Eric Rohmer returned to filmmaking (after a period editing Cahiers du cinéma followed by the relative disappointment of his delayed feature debut) with this short film, the first in a six-part cycle he called the ‘Contes moraux’ (‘Six Moral Tales’). If the story seems somewhat slight (a man pines for an elegant woman, while flirting with a shopgirl), that doesn’t make its execution in any way simplistic. There’s some of that familiar nouvelle vague charm to the location shooting, which all takes place in one neighbourhood, on its grand boulevards, as well as its smaller byways and street market, and there’s charm too in the simplicity of the storyline. Indeed, the narrative pattern of a man in love with two women would be repeated in the later moral tales, but the differences in the women here is telling — Sylvie is a tall woman he passes regularly in the street, who holds herself with a slight hauteur, while Jacqueline (Claudine Soubrier) is a young shop assistant in a bakery who works every day. Our protagonist (played by the producer Barbet Schroeder) thinks he has a shot at Sylvie but he stops seeing her around for a while and, in her absence, makes a romantic move for Jacqueline. It’s significant too that our male protagonist isn’t named, and that the title of this (and most other films in the cycle) is after one of the women. In a sense, the man is a stand-in for the filmmaker and an audience surrogate, but if so, it’s a deeply critical portrait. He may have some success in love, but he’s shallow and frankly a bit creepily stalky too, and his voiceover makes it clear that his motives are pretty flawed. Rohmer’s sympathy is with the boulangère.

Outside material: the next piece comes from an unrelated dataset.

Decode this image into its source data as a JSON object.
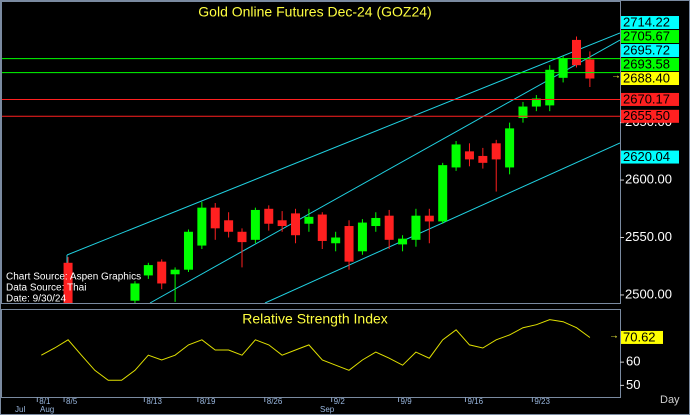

(Written on 7 January 2015.)
CRITERION EXTRAS:
- The short film Présentation ou Charlotte et son steak (Presentation, or Charlotte and Her Steak, 1960) is a supplement to The Bakery Girl of Monceau. This is the earliest short film by Rohmer, starring Jean-Luc Godard and filmed apparently in 1951 although not finished until the end of that decade. Like a lot of the early New Wave films, it’s a slight premise, just two people hanging out and talking. She’s waiting for a train to leave, he’s killing time, chatting her up, hoping for something. Slight, but certainly not lacking in interest.
FILM REVIEW: Criterion Collection
Director/Writer Éric Rohmer; Cinematographers Bruno Barbey and Jean-Michel Meurice; Starring Barbet Schroeder, Claudine Soubrier; Length 23 minutes.
Seen at BFI Southbank (NFT3), London, Tuesday 6 January 2015.